When software moves from test to production release, making sure it runs properly is the job of the site reliability engineering team. Sometimes the production environment is different from the development and test environment, so the application doesn't have the same performance it had during test. Sometimes there are more users than anticipated, and the application doesn't scale up. Sometimes real-world data causes problems that test data didn't uncover. Whatever the issue in production, site reliability engineers need to figure out the cause of the problem and put the necessary changes into place to make the application successful.
At some companies, the SRE function is called DevOps, because it's all about moving applications out of development and keeping them operational.
Monitoring and Planning Ahead
A lot of the site reliability engineer's role is about keeping an eye on the system and planning for issues.
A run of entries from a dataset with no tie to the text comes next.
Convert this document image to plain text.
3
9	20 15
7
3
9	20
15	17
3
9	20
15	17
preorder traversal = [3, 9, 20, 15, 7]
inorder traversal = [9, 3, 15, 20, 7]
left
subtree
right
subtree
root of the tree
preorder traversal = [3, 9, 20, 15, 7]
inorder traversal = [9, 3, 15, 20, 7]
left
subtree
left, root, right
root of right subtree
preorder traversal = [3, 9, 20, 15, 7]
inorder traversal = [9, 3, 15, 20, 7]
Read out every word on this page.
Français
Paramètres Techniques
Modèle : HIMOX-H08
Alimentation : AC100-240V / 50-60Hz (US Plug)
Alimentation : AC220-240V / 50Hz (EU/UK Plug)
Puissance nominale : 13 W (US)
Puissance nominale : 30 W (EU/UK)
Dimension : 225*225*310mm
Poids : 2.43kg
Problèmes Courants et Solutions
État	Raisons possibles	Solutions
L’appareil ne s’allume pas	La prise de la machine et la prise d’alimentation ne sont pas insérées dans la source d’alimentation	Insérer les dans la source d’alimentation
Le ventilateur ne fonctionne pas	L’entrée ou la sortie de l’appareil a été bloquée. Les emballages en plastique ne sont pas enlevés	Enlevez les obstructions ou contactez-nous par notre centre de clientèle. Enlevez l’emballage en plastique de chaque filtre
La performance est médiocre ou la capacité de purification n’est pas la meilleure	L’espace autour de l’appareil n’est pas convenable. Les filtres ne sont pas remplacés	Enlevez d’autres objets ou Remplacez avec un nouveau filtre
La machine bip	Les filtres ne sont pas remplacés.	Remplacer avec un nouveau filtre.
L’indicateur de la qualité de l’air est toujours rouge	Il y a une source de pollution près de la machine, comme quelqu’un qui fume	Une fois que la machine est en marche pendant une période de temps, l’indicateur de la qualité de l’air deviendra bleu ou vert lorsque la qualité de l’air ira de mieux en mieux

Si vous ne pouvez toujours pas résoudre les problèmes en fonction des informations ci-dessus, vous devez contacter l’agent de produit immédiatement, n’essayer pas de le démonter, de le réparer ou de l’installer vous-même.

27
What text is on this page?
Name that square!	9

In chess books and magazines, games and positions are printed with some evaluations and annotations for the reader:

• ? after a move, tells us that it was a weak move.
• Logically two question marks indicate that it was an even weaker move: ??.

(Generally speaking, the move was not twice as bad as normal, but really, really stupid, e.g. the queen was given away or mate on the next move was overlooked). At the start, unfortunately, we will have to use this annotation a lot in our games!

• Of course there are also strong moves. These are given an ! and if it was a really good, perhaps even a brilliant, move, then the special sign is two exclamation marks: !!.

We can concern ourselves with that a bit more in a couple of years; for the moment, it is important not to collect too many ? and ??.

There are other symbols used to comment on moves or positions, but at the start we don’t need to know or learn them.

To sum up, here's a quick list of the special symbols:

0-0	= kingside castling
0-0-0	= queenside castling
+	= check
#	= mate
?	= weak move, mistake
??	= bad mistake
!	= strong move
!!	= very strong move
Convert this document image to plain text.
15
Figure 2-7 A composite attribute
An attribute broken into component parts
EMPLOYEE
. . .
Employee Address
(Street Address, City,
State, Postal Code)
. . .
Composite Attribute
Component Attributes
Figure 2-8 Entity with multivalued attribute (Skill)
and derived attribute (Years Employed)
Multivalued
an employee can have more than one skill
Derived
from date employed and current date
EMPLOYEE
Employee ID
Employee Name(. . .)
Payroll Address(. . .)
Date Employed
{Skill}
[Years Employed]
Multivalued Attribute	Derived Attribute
For an SRE, the "system" means the entire system, including the application, third-party software, the hardware, and the network. The SRE team monitors the system to make sure it meets availability and responsiveness requirements.
The team also looks to the future of the system. They make sure any planned changes, to any component, minimize impact to users. They review capacity and come up with plans for expansion. They also have the responsibility for dealing with unplanned downtime and planning for disaster recovery.
Site Reliability Engineer Skills
Site reliability engineers need solid software engineering skills. They need to understand how software works and how different software products interoperate. SREs often write complex scripts to automate operational tasks. But they also need to bring a broader perspective than just application software development, and understand networks and system administration.
Site reliability engineers need to be creative thinkers and problem solvers, who can work under pressure to figure out a system problem and create a solid solution for bringing things back under control quickly. They need to be analytical, to review data about system usage and system problems, in order to develop plans for the future of the application.
Communication skills are important; SREs need to be able to ask questions of other technical teams to figure out the problem and also to explain to management both the problem and the solution. SREs are part of a team and need to be able to work with a variety of colleagues.
Site Reliability Engineer Career Path
In some cases, SREs choose to strengthen their software engineering skills and move to the software engineering team to create the future of the application. Other SREs choose to develop their system engineering skills and continue to work within site reliability engineering. For those who are interested in management, success as an SRE can lead to firm-wide responsibility for managing infrastructure and shaping the future of the enterprise.